STATE FARM MUT. AUTO. INS. CO.
v.
HOBBS.
Court of Appeals of Kentucky.
May 14, 1954.*421 Stoll, Keenon & Park, Lexington, for appellant.
Strange & Pendleton, Stanton, for appellee.
DUNCAN, Justice.
This appeal involves the construction of an agency agreement between the parties insofar as it fixed the service fee compensation payable to appellee as special agent for appellant in certain counties in Eastern Kentucky. The lower court adopted appellee's construction and rendered judgment in his favor for $783.45.
On June 15, 1942, the parties entered into a contract under the terms of which appellee was appointed special agent for the appellant company in certain counties. On March 15, 1946, the parties entered into a supplemental agreement providing additional remuneration to appellee, designated as service fee compensation. The supplemental agreement, so far as pertinent to the controversy, provides:
"Now therefore the undersigned agent is hereby designated to receive Service Fee Compensation during the period this Memorandum of Agreement is effective, subject however to the following provisions:
"1. Service Fees For services rendered in the reporting, investigating and handling claims (under the direction of the Company), the Agent shall receive Service Fee Compensation in accordance with such provisions as promulgated from time to time by the Company. At the present time Service Fees are paid on the basis of the business standing to the credit of the Agent according to the records of the Company, and the amount of Service Fee Compensation payable to the Agent for any month is a percentage of the premium collections, exclusive of dividends and initial `Selling Expense' or Membership Fees, recorded by the Company during the sixth preceding month on the policies standing to the Agents credit. The following is the present scale:
Month's Premiums Rates $ 1.00 $49.99 5% 50.00 74.99 6% 75.00 99.99 7% 100.00 and over 8%
"The Service Fee Compensation payable to the Agent for any month is his compensation for servicing policyholders during that particular month. The right to Service Fee Compensation is personal to the Agent and ceases upon his death, retirement, or termination of his appointment or services. *422 The payment for that particular month during which death, retirement or termination of services occurs, which is the final payment, will be on a pro rata basis.
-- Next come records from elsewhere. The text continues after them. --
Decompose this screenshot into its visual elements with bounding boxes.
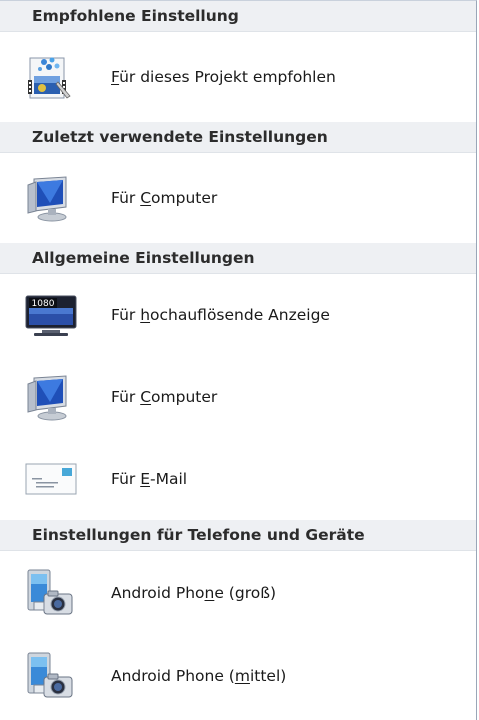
menu-item-recent-computer[interactable]: Für Computer (0, 153, 476, 243)
menu-item-label: Für hochauflösende Anzeige (111, 306, 330, 324)
export-settings-menu: Empfohlene Einstellung Für dieses Projek… (0, 0, 477, 720)
android-phone-camera-icon (22, 568, 80, 618)
computer-monitor-icon (22, 173, 80, 223)
menu-item-email[interactable]: Für E-Mail (0, 438, 476, 520)
menu-item-label: Android Phone (mittel) (111, 667, 287, 685)
menu-item-label: Android Phone (groß) (111, 584, 277, 602)
menu-item-label: Für dieses Projekt empfohlen (111, 68, 336, 86)
menu-item-computer[interactable]: Für Computer (0, 356, 476, 438)
menu-item-label: Für Computer (111, 388, 218, 406)
video-project-icon (22, 52, 80, 102)
android-phone-camera-icon (22, 651, 80, 701)
menu-item-project-recommended[interactable]: Für dieses Projekt empfohlen (0, 32, 476, 122)
menu-item-label: Für E-Mail (111, 470, 188, 488)
section-header-recommended: Empfohlene Einstellung (0, 1, 476, 32)
email-envelope-icon (22, 454, 80, 504)
section-header-phones-devices: Einstellungen für Telefone und Geräte (0, 520, 476, 551)
hd-badge-text: 1080 (32, 299, 55, 309)
hd-display-1080-icon: 1080 (22, 290, 80, 340)
menu-item-android-large[interactable]: Android Phone (groß) (0, 551, 476, 635)
section-header-recent: Zuletzt verwendete Einstellungen (0, 122, 476, 153)
computer-monitor-icon (22, 372, 80, 422)
menu-item-label: Für Computer (111, 189, 218, 207)
section-header-general: Allgemeine Einstellungen (0, 243, 476, 274)
menu-item-hd-display[interactable]: 1080 Für hochauflösende Anzeige (0, 274, 476, 356)
menu-item-android-medium[interactable]: Android Phone (mittel) (0, 635, 476, 717)
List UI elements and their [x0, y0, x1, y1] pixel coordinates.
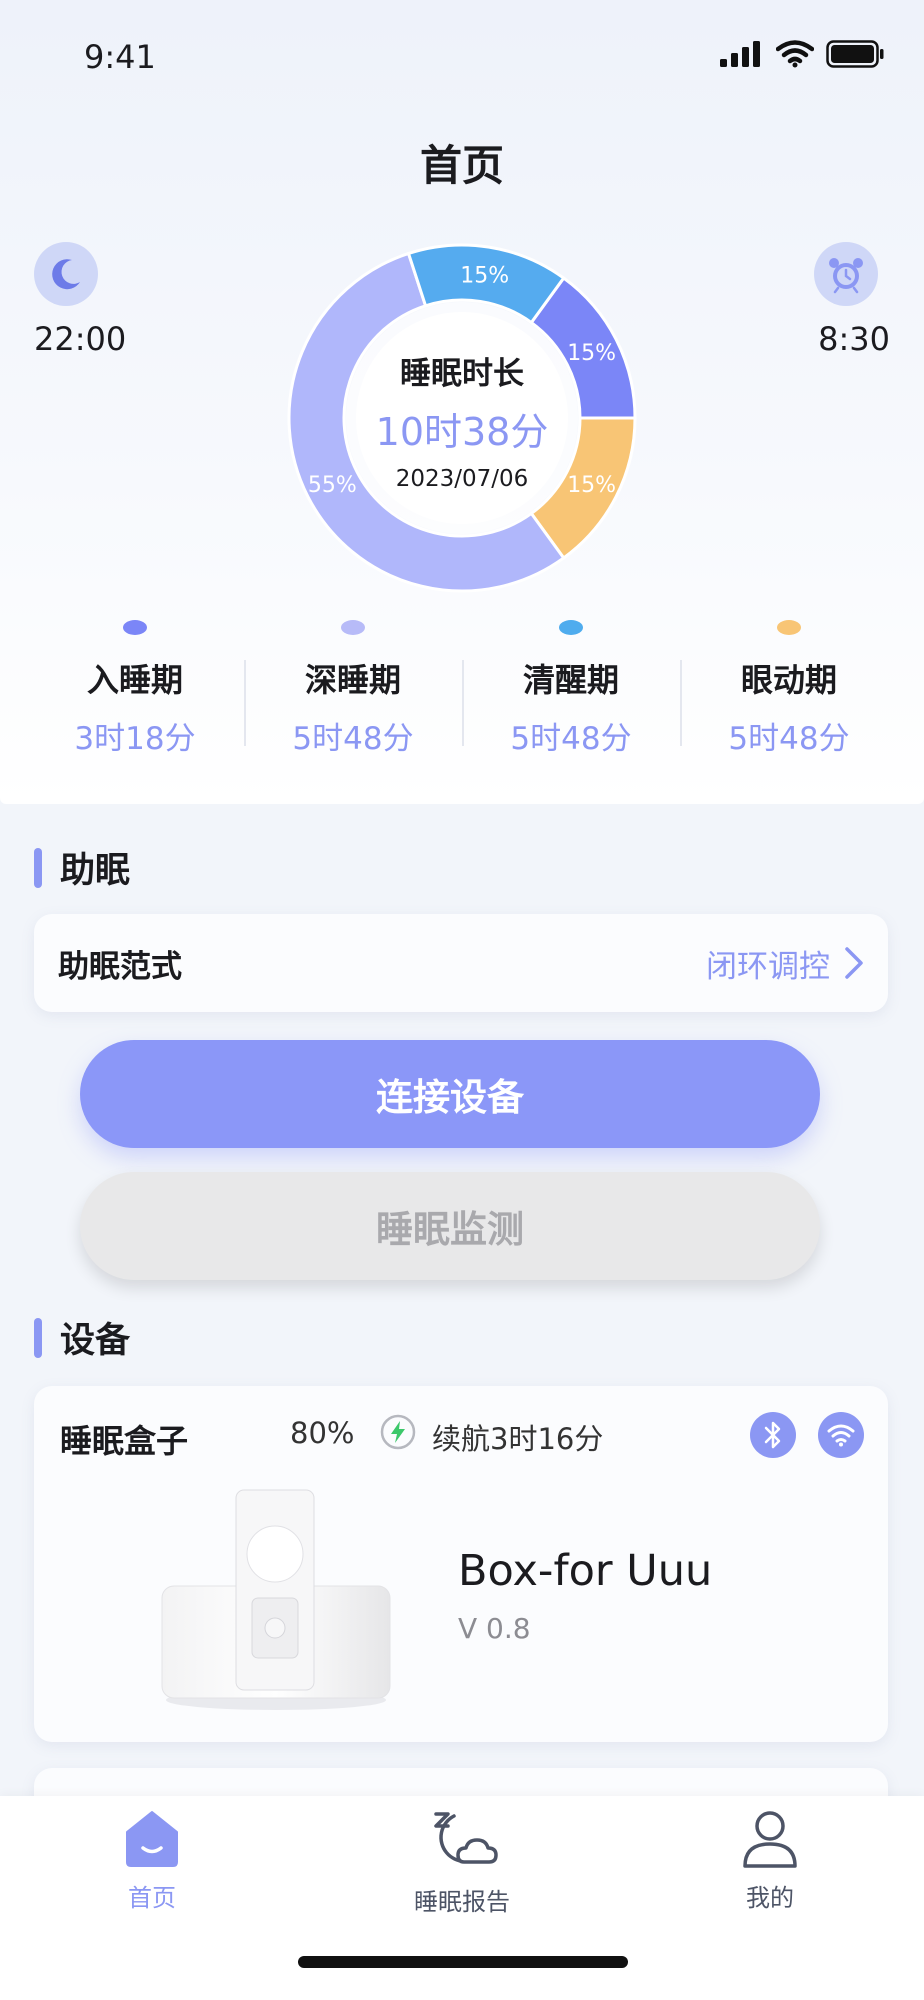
mode-value[interactable]: 闭环调控 [706, 941, 864, 986]
bedtime: 22:00 [34, 320, 127, 358]
device-card[interactable]: 睡眠盒子 80% 续航3时16分 Box-for Uuu V 0.8 [34, 1386, 888, 1742]
stage-duration: 5时48分 [728, 721, 850, 757]
chevron-right-icon [845, 947, 863, 979]
sleep-duration-value: 10时38分 [375, 410, 549, 454]
sleep-donut-chart: 15% 15% 55% 15% 睡眠时长 10时38分 2023/07/06 [284, 240, 640, 596]
home-indicator [298, 1956, 628, 1968]
stage-dot [341, 620, 365, 635]
alarm-clock-icon [814, 242, 878, 306]
tab-label: 我的 [746, 1884, 794, 1912]
stage-dot [123, 620, 147, 635]
status-time: 9:41 [84, 38, 156, 76]
devices-section-title: 设备 [34, 1312, 130, 1363]
tab-bar: 首页 睡眠报告 我的 [0, 1796, 924, 2000]
wifi-icon[interactable] [818, 1412, 864, 1458]
sleep-monitor-button[interactable]: 睡眠监测 [80, 1172, 820, 1280]
mode-value-text: 闭环调控 [706, 948, 830, 985]
tab-label: 首页 [128, 1884, 176, 1912]
section-title-text: 助眠 [60, 851, 131, 891]
stage-name: 眼动期 [740, 661, 837, 699]
tab-home[interactable]: 首页 [52, 1808, 252, 1913]
tab-profile[interactable]: 我的 [670, 1808, 870, 1913]
device-battery: 80% [290, 1416, 355, 1450]
home-icon [126, 1811, 178, 1867]
section-accent-bar [34, 847, 42, 888]
section-title-text: 设备 [60, 1321, 131, 1361]
donut-center: 睡眠时长 10时38分 2023/07/06 [284, 240, 640, 596]
stage-duration: 5时48分 [510, 721, 632, 757]
profile-icon [743, 1811, 797, 1868]
connect-device-button[interactable]: 连接设备 [80, 1040, 820, 1148]
section-accent-bar [34, 1317, 42, 1358]
sleep-aid-section-title: 助眠 [34, 842, 130, 893]
device-version: V 0.8 [458, 1612, 531, 1645]
stage-name: 清醒期 [522, 661, 619, 699]
stage-name: 深睡期 [304, 661, 401, 699]
device-range: 续航3时16分 [432, 1422, 604, 1456]
stage-dot [559, 620, 583, 635]
battery-icon [826, 40, 884, 68]
stage-duration: 5时48分 [292, 721, 414, 757]
sleep-stages: 入睡期 3时18分 深睡期 5时48分 清醒期 5时48分 眼动期 5时48分 [26, 618, 898, 758]
moon-icon [34, 242, 98, 306]
sleep-aid-mode-row[interactable]: 助眠范式 闭环调控 [34, 914, 888, 1012]
sleep-duration-label: 睡眠时长 [400, 356, 524, 392]
status-icons [720, 40, 884, 68]
tab-label: 睡眠报告 [414, 1888, 510, 1916]
stage-dot [777, 620, 801, 635]
stage-rem: 眼动期 5时48分 [680, 618, 898, 758]
sleep-summary-card: 9:41 首页 22:00 8:30 15% 15% 55% 15% 睡眠时长 … [0, 0, 924, 804]
bluetooth-icon[interactable] [750, 1412, 796, 1458]
page-title: 首页 [419, 141, 504, 190]
device-model: Box-for Uuu [458, 1546, 713, 1596]
stage-name: 入睡期 [86, 661, 183, 699]
sleep-date: 2023/07/06 [395, 466, 529, 492]
device-name: 睡眠盒子 [60, 1422, 189, 1460]
signal-icon [720, 41, 760, 67]
device-image [161, 1489, 391, 1710]
stage-duration: 3时18分 [74, 721, 196, 757]
charging-icon [380, 1414, 416, 1450]
stage-falling-asleep: 入睡期 3时18分 [26, 618, 244, 758]
stage-awake: 清醒期 5时48分 [462, 618, 680, 758]
wifi-icon [776, 40, 814, 68]
sleep-report-icon [434, 1812, 498, 1864]
tab-sleep-report[interactable]: 睡眠报告 [362, 1808, 562, 1917]
wake-time: 8:30 [818, 320, 890, 358]
stage-deep-sleep: 深睡期 5时48分 [244, 618, 462, 758]
mode-label: 助眠范式 [58, 948, 182, 985]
"This Memorandum of Agreement shall become effective on the date when approved at the home office of the company and shall continue during the period of the agent's agreement, provided, however, this Memorandum Agreement may be terminated at any time by the agent, the company, or by the state agent with the approval of the company. This Memorandum of Agreement shall automatically terminate upon the death, retirement, or termination of the agent's appointment or service."
Appellee's agency was terminated on May 31, 1947, and it is conceded that appellant properly exercised the right of termination given it under the contract. The only question concerns the right of appellee to service fee compensation computed upon policies written during the six months preceding the termination. Appellee contends that under the terms of the supplemental agreement the company was always six months behind in the payment of service fees and that the payment of such fees should continue for six months after May 31, 1947, without regard to the fact that he was no longer an agent of the company. Appellant insists that service fees were for extraordinary services rendered by agents in reporting, investigating, and handling claims and that the fee payable in each month was compensation for that particular month and that the manner of computing the compensation with reference to policies written in the preceding sixth month was merely a convenient method of determining the service fee compensation in the month for which it was paid.
Some proof was offered on behalf of appellee. He and two other special agents of the company, who had worked under similar contracts, testified as to the construction which they had placed upon it. This testimony was not competent under any theory of the case. Even if the contract is considered as ambiguous, the doctrine of contemporaneous construction cannot be invoked by showing the construction that one of the parties has placed upon it. The contract is to be construed by reference to its terms and provisions without regard to the meaning ascribed to it by appellee and the other agents who testified.
In construing the contract before us, no authority is cited or found which is in point or analagous to the question presented. It is, of course, elementary that the agreement is to be construed according to the intention of the parties. In determining such intention, we must give consideration and effect to every provision, and we have no right to make a contract for the parties or revise the agreement while professing to construe it.
The contract specifically provides that it shall become effective when approved at the home office of the company and shall automatically terminate upon the death, retirement, or termination of the agent's appointment or service. A significant provision is that payment for the month during which retirement occurs shall be construed as the final payment. According to appellee's theory, the contract was retroactive, in that its effective date was six months before its execution, or it remained in effect until six months after the termination of the agency. Either alternative ignores the express provisions of the agreement.
The supplementary agreement, by its express terms, was in effect for a period of 14½ months. Service fees were paid to appellee during this entire period of time. His construction of the agreement would require the payment of such fees for 20½ months. We are unable to concur in that construction. We think appellant has made all payments required under the contract and the petition should have been dismissed.
The motion for an appeal is sustained and the judgment is reversed.